Tomorrow's doctors trained on a shoestring . . . and altruism

By Emeritus Professor Kim Oates and Emeritus Professor Kerry Goulston
Published in the Australian Financial Review on 3 June 2013

Opinion If we value medical education, we should make sure it is more securely funded.

So, what does it cost to educate a medical student in Australia?
The answer depends on who you ask.

If you consider only the 2012 subsidy the Commonwealth government gives to universities for each Australian medical student ($19,235 per student for each year of the course) and the annual fee paid by students ($9792 per year, deferrable under the Commonwealth Supported Place Scheme), the cost of
medical education looks like a little over $29,000 per year – a substantial amount.

However, this is only half of what it costs the university to educate a medical student. In our recent study of that cost at Sydney University, with the help of PricewaterhouseCoopers, it was found to be $56,250 for each year of the four-year course, including indirect and infrastructure costs.

This figure is consistent with international estimates and is comparable to costs for other Australian medical schools.

So, if it costs $56,000 per year to educate a medical student, with Commonwealth subsidies and domestic student fees contributing just half of this amount, where does the rest of the money come from?

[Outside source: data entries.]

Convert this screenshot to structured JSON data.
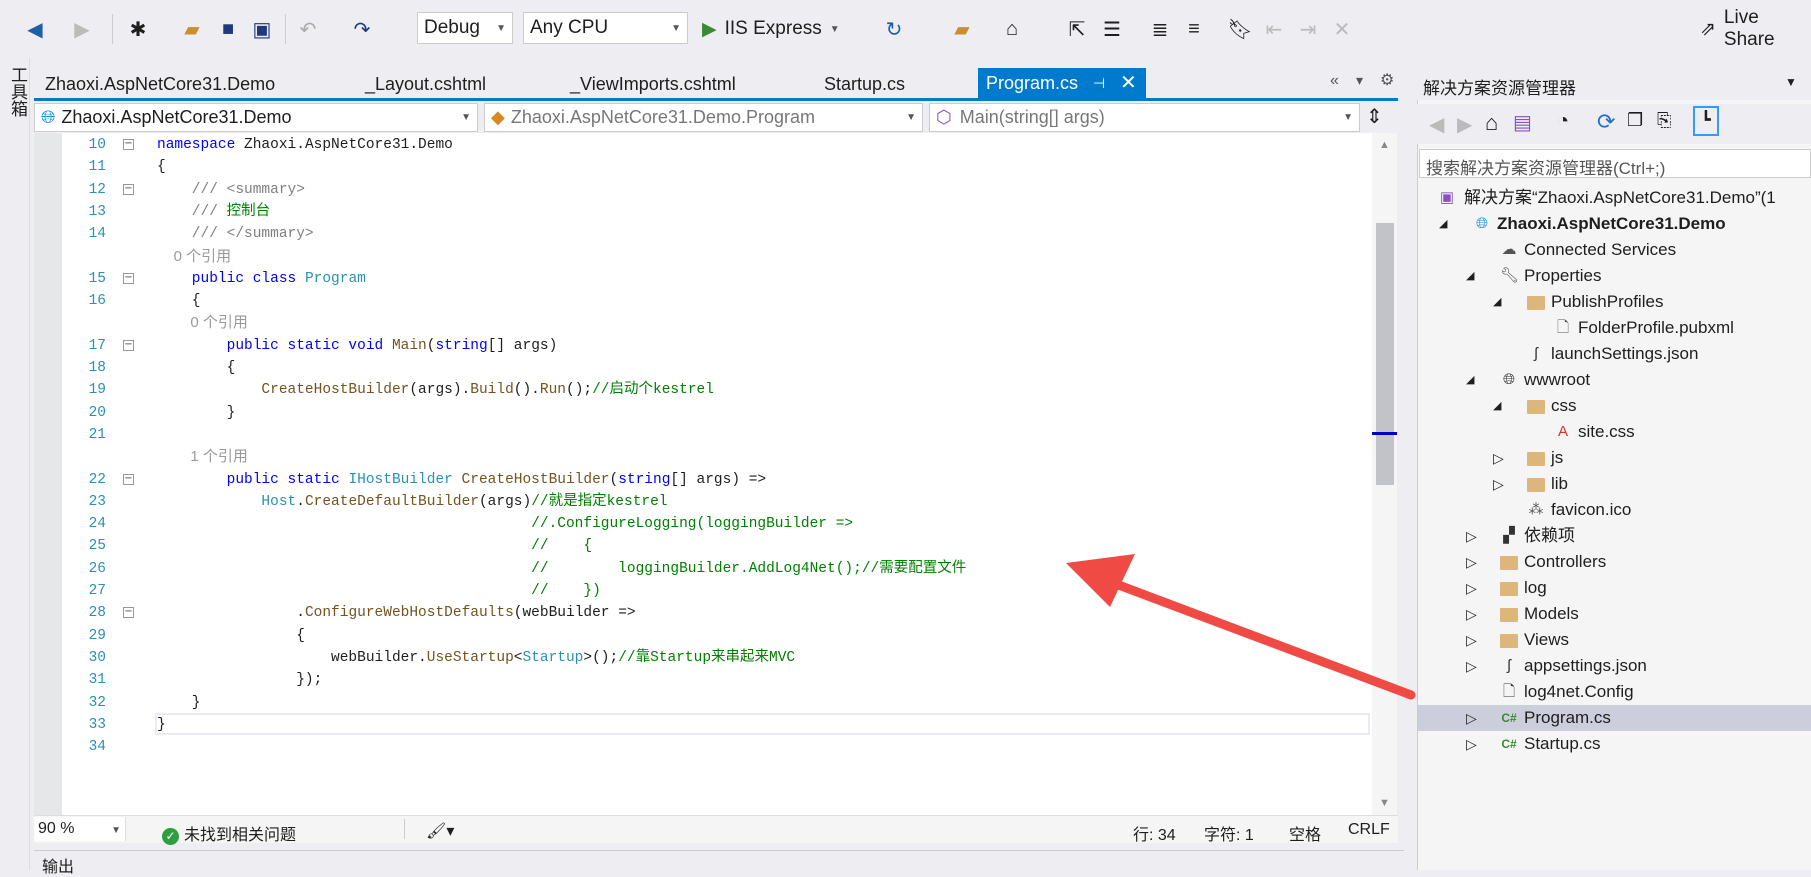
{
  "toolbar": {
    "config": "Debug",
    "platform": "Any CPU",
    "run": "IIS Express",
    "live_share": "Live Share"
  },
  "toolbox": {
    "label": "工具箱"
  },
  "tabs": [
    {
      "label": "Zhaoxi.AspNetCore31.Demo"
    },
    {
      "label": "_Layout.cshtml"
    },
    {
      "label": "_ViewImports.cshtml"
    },
    {
      "label": "Startup.cs"
    },
    {
      "label": "Program.cs",
      "active": true
    }
  ],
  "nav": {
    "project": "Zhaoxi.AspNetCore31.Demo",
    "type": "Zhaoxi.AspNetCore31.Demo.Program",
    "member": "Main(string[] args)"
  },
  "code": [
    {
      "n": "10",
      "fold": true,
      "seg": [
        [
          "kw",
          "namespace"
        ],
        [
          "pl",
          " Zhaoxi.AspNetCore31.Demo"
        ]
      ]
    },
    {
      "n": "11",
      "seg": [
        [
          "pl",
          "{"
        ]
      ]
    },
    {
      "n": "12",
      "fold": true,
      "seg": [
        [
          "xd",
          "    /// <summary>"
        ]
      ]
    },
    {
      "n": "13",
      "seg": [
        [
          "xd",
          "    /// "
        ],
        [
          "cm",
          "控制台"
        ]
      ]
    },
    {
      "n": "14",
      "seg": [
        [
          "xd",
          "    /// </summary>"
        ]
      ]
    },
    {
      "ref": "    0 个引用"
    },
    {
      "n": "15",
      "fold": true,
      "seg": [
        [
          "kw",
          "    public class "
        ],
        [
          "ty",
          "Program"
        ]
      ]
    },
    {
      "n": "16",
      "seg": [
        [
          "pl",
          "    {"
        ]
      ]
    },
    {
      "ref": "        0 个引用"
    },
    {
      "n": "17",
      "fold": true,
      "seg": [
        [
          "kw",
          "        public static void "
        ],
        [
          "me",
          "Main"
        ],
        [
          "pl",
          "("
        ],
        [
          "kw",
          "string"
        ],
        [
          "pl",
          "[] args)"
        ]
      ]
    },
    {
      "n": "18",
      "seg": [
        [
          "pl",
          "        {"
        ]
      ]
    },
    {
      "n": "19",
      "seg": [
        [
          "me",
          "            CreateHostBuilder"
        ],
        [
          "pl",
          "(args)."
        ],
        [
          "me",
          "Build"
        ],
        [
          "pl",
          "()."
        ],
        [
          "me",
          "Run"
        ],
        [
          "pl",
          "();"
        ],
        [
          "cm",
          "//启动个kestrel"
        ]
      ]
    },
    {
      "n": "20",
      "seg": [
        [
          "pl",
          "        }"
        ]
      ]
    },
    {
      "n": "21",
      "seg": []
    },
    {
      "ref": "        1 个引用"
    },
    {
      "n": "22",
      "fold": true,
      "seg": [
        [
          "kw",
          "        public static "
        ],
        [
          "ty",
          "IHostBuilder"
        ],
        [
          "me",
          " CreateHostBuilder"
        ],
        [
          "pl",
          "("
        ],
        [
          "kw",
          "string"
        ],
        [
          "pl",
          "[] args) =>"
        ]
      ]
    },
    {
      "n": "23",
      "seg": [
        [
          "ty",
          "            Host"
        ],
        [
          "pl",
          "."
        ],
        [
          "me",
          "CreateDefaultBuilder"
        ],
        [
          "pl",
          "(args)"
        ],
        [
          "cm",
          "//就是指定kestrel"
        ]
      ]
    },
    {
      "n": "24",
      "seg": [
        [
          "cm",
          "                                           //.ConfigureLogging(loggingBuilder =>"
        ]
      ]
    },
    {
      "n": "25",
      "seg": [
        [
          "cm",
          "                                           //    {"
        ]
      ]
    },
    {
      "n": "26",
      "seg": [
        [
          "cm",
          "                                           //        loggingBuilder.AddLog4Net();//需要配置文件"
        ]
      ]
    },
    {
      "n": "27",
      "seg": [
        [
          "cm",
          "                                           //    })"
        ]
      ]
    },
    {
      "n": "28",
      "fold": true,
      "seg": [
        [
          "pl",
          "                ."
        ],
        [
          "me",
          "ConfigureWebHostDefaults"
        ],
        [
          "pl",
          "(webBuilder =>"
        ]
      ]
    },
    {
      "n": "29",
      "seg": [
        [
          "pl",
          "                {"
        ]
      ]
    },
    {
      "n": "30",
      "seg": [
        [
          "pl",
          "                    webBuilder."
        ],
        [
          "me",
          "UseStartup"
        ],
        [
          "pl",
          "<"
        ],
        [
          "ty",
          "Startup"
        ],
        [
          "pl",
          ">();"
        ],
        [
          "cm",
          "//靠Startup来串起来MVC"
        ]
      ]
    },
    {
      "n": "31",
      "seg": [
        [
          "pl",
          "                });"
        ]
      ]
    },
    {
      "n": "32",
      "seg": [
        [
          "pl",
          "    }"
        ]
      ]
    },
    {
      "n": "33",
      "seg": [
        [
          "pl",
          "}"
        ]
      ]
    },
    {
      "n": "34",
      "seg": []
    }
  ],
  "status": {
    "zoom": "90 %",
    "issues": "未找到相关问题",
    "line": "行: 34",
    "col": "字符: 1",
    "spaces": "空格",
    "eol": "CRLF"
  },
  "output": {
    "title": "输出"
  },
  "solution_explorer": {
    "title": "解决方案资源管理器",
    "search_placeholder": "搜索解决方案资源管理器(Ctrl+;)",
    "items": [
      {
        "label": "解决方案“Zhaoxi.AspNetCore31.Demo”(1",
        "level": 0,
        "icon": "solution-icon",
        "exp": ""
      },
      {
        "label": "Zhaoxi.AspNetCore31.Demo",
        "level": 0,
        "icon": "web-project-icon",
        "exp": "open",
        "bold": true
      },
      {
        "label": "Connected Services",
        "level": 1,
        "icon": "connected-services-icon",
        "exp": ""
      },
      {
        "label": "Properties",
        "level": 1,
        "icon": "properties-folder-icon",
        "exp": "open"
      },
      {
        "label": "PublishProfiles",
        "level": 2,
        "icon": "folder-open-icon",
        "exp": "open"
      },
      {
        "label": "FolderProfile.pubxml",
        "level": 3,
        "icon": "pubxml-file-icon",
        "exp": ""
      },
      {
        "label": "launchSettings.json",
        "level": 2,
        "icon": "json-file-icon",
        "exp": ""
      },
      {
        "label": "wwwroot",
        "level": 1,
        "icon": "globe-icon",
        "exp": "open"
      },
      {
        "label": "css",
        "level": 2,
        "icon": "folder-open-icon",
        "exp": "open"
      },
      {
        "label": "site.css",
        "level": 3,
        "icon": "css-file-icon",
        "exp": ""
      },
      {
        "label": "js",
        "level": 2,
        "icon": "folder-icon",
        "exp": "closed"
      },
      {
        "label": "lib",
        "level": 2,
        "icon": "folder-icon",
        "exp": "closed"
      },
      {
        "label": "favicon.ico",
        "level": 2,
        "icon": "ico-file-icon",
        "exp": ""
      },
      {
        "label": "依赖项",
        "level": 1,
        "icon": "dependencies-icon",
        "exp": "closed"
      },
      {
        "label": "Controllers",
        "level": 1,
        "icon": "folder-icon",
        "exp": "closed"
      },
      {
        "label": "log",
        "level": 1,
        "icon": "folder-icon",
        "exp": "closed"
      },
      {
        "label": "Models",
        "level": 1,
        "icon": "folder-icon",
        "exp": "closed"
      },
      {
        "label": "Views",
        "level": 1,
        "icon": "folder-icon",
        "exp": "closed"
      },
      {
        "label": "appsettings.json",
        "level": 1,
        "icon": "json-file-icon",
        "exp": "closed"
      },
      {
        "label": "log4net.Config",
        "level": 1,
        "icon": "config-file-icon",
        "exp": ""
      },
      {
        "label": "Program.cs",
        "level": 1,
        "icon": "csharp-file-icon",
        "exp": "closed",
        "selected": true
      },
      {
        "label": "Startup.cs",
        "level": 1,
        "icon": "csharp-file-icon",
        "exp": "closed"
      }
    ]
  },
  "colors": {
    "accent": "#007acc",
    "annotation_arrow": "#f04a45"
  }
}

A small amount (1 per cent) is from returns on medical school-invested funds. A further amount comes from international fee-paying medical students who pay almost $63,000 per year – not a great deal more than the amount it actually costs the university to provide medical education. The greatest amount comes from within the university by cross-subsidisation.

But wait, there's more. The cost of $56,000 per student per year does not take into account any of the teaching which medical students receive from people who are not employed by the university.

Most are paid by the state health department, such as staff specialists, visiting medical officers, nurses and allied health professionals. Others are general practitioners or honorary teachers. These people often teach for altruistic reasons. Many consider it to be part of their ethical obligation to teach the next generation; something Hippocrates espoused 2500 years ago.

When we looked at the value of this teaching, we found that in the final two years of our four-year medical course, which is spent in off-campus clinical settings, 92 per cent of teaching was provided by professionals who were not on the university payroll. We calculated the value of this teaching to be just over $34,000 per year for each student.

This is a previously "hidden" cost of medical education, one which was not costed in the Higher Education Base Funding Review, a report on university funding which went to the federal government in 2011.

So what is the answer to the question about the cost to educate a medical student? The answer is the value of the Commonwealth subsidy, domestic student fees and additional university costs ($56,000) plus the hidden costs ($34,000) for which the university does not pay – a total of $90,000 for each student for each of the four years of the Sydney Medical School course. Other Australian medical schools would have similar
costs.

Medical education in Australia is of a high standard. It is clearly expensive – more so than most realise. Commonwealth funding and local student fees together meet less than one-third of this cost.

We are currently in a situation where medical schools are only sustainable because of the goodwill which exists between their universities, government-funded teaching hospitals, state health departments, general practitioners who teach, and honorary teachers.

These relationships need to be fostered and nurtured. But they can't be taken for granted. In times of economic stringency, as organisations seek to trim their budgets, goodwill may only go so far. One Australian state has already started charging universities to place medical students in its hospitals, although it could be argued that state governments benefit from subsidising medical education as it is these graduates who provide their junior medical workforce.

The Base Funding Review found that current funding for medical schools was inadequate (even without taking into account the hidden costs) and recommended that medical courses receive a 25 per cent funding boost. This recommendation has not been implemented.

We realise that governments have financial constraints, particularly at present. We also know that if we really value the quality of medical education in Australia, it should be more securely funded.